26 July 2019
The Jersey Financial Services Commission (JFSC) recently updated its AML/CFT Handbook for regulated financial services businesses (Handbook) to expressly permit evidence of identity to come from electronic sources (E-ID) as an alternative to original "wet ink" documents.
The current version of the Handbook, which was first published on 1 January 2015, has been updated to reflect the Money Laundering (Amendment No. 10) (Jersey) Order 2019, which came into force on 12 June 2019.
The legislation was introduced in order to implement the 2012 FATF Recommendations on Anti-Money Laundering and Countering the Financing of Terrorism (2012 FATF Recommendations) in line with Jersey's policy of compliance with international AML/CFT standards and its commitment to the worldwide fight against financial crime.
E-ID as a source of evidence of identity
E-ID, which is described in the Handbook as "the use of smart phone and tablet applications to capture information, copy documents and take photographs of customers as part of [a relevant person's] CDD processes", is not expressly dealt with in the 2012 FATF Recommendations. However, the JFSC has recognised that developments in regulatory technology (RegTech) mean that, with the appropriate safeguards in place, E-ID could be an acceptable source of evidence of identity which complies with the requirements set out in the 2012 FATF Recommendations.
The changes to the Handbook include the addition of a reference to E-ID in the list of acceptable sources of evidence of identity at Section 4.3.2 of Part 1, alongside original "wet ink" documents, certified copy documents and external data sources.
The previous version of the Handbook already included guidance on the use of E-ID in customer due diligence (CDD) processes, which has been retained in the revised version. The guidance explains how legal and regulatory obligations in relation to CDD could be met using E-ID, taking into account the inherent risks associated with using new or developing technologies to obtain information (see below).

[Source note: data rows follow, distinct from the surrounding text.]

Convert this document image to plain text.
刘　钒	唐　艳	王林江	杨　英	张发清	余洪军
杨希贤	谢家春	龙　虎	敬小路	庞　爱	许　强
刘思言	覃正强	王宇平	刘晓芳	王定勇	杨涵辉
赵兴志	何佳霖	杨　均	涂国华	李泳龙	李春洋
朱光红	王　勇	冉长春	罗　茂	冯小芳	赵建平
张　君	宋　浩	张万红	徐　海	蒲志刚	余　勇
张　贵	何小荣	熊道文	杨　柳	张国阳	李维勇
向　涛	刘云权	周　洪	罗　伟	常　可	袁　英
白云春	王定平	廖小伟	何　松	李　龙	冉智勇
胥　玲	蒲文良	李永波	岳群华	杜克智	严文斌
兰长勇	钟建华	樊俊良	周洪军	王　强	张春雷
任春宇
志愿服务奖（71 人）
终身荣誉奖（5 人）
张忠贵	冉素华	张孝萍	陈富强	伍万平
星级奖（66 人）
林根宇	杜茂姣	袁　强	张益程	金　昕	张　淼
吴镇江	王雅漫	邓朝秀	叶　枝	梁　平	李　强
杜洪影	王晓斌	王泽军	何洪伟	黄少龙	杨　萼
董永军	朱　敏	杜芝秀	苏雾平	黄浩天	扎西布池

However, it was not previously clear whether E-ID was an acceptable substitute for "wet ink" identification documents, or whether it could only be used alongside more traditional forms of due diligence.
The revised Handbook provides welcome confirmation that E-ID can be used as an alternative source of evidence of identity, provided that the risks identified in the guidance have been considered and effectively managed.
Managing the risks – choosing the technology
The Handbook's guidance on the use of E-ID notes that smart phone and tablet applications ('apps') can be used to capture, transmit, compare and verify information, documents or photographs in CDD processes. Developments in RegTech and increased demand have seen the launch of a number of apps which can do some or all of these tasks, and the capabilities of these apps will only increase as the technology advances.
The guidance says that, when deciding whether to use a particular app, the user needs to consider certain inherent risks, including that documents or photographs could be tampered with or forged or that documents presented by a customer could have been stolen.
The guidance suggests various app features which may be used to mitigate the risks, such as comparing data on the identity document to biometric data, the automatic examination of data for the existence of security features such as watermarks and holograms, and the use of passwords and location matching.
Choosing the right app will therefore be an important decision – relevant persons intending to use E-ID in their CDD processes should research the different products on offer to assess their security features and should be prepared to invest accordingly.
Updates to policies and procedures
Weighing up the risks, making the decision to accept E-ID and choosing the right technology are only part of the picture – relevant persons also need to ensure their policies and procedures allow them to use E-ID.
Under the Money Laundering (Jersey) Order 2008 (as amended) (Order) a relevant person is required to establish and maintain "appropriate and consistent" policies and procedures relating to, amongst other things, its CDD measures in order to prevent and detect money laundering and financing of terrorism.
Specifically, Article 11(3)(bb) of the Order states that such policies and procedures must cover "in relation to the use of new or developing technologies for new or existing products or services, the identification and assessment of associated risks before the launch of such technologies and the taking of appropriate measures to manage and mitigate those risks".
Those polices and procedures must be documented in accordance with the Handbook.
It is therefore imperative that a relevant person's AML/CFT policies and procedures expressly allow it to use E-ID in its CDD processes (and specify the type of app or apps it has chosen to use) and that they identify the associated risks and set out measures for managing those risks.
Whilst the changes to the Handbook are to be welcomed, extreme care should always be taken when using E-ID to ensure that legal and regulatory obligations can be met, particularly where only E-ID is to be obtained to evidence identity, without any supporting original documentation.
A relevant person will need to demonstrate that it has fully considered the inherent risks in using the relevant technology and that it has taken appropriate steps to manage those risks. Policies and procedures should be reviewed before using E-ID and, in most cases, will need to be updated to cover the use of E-ID in CDD processes.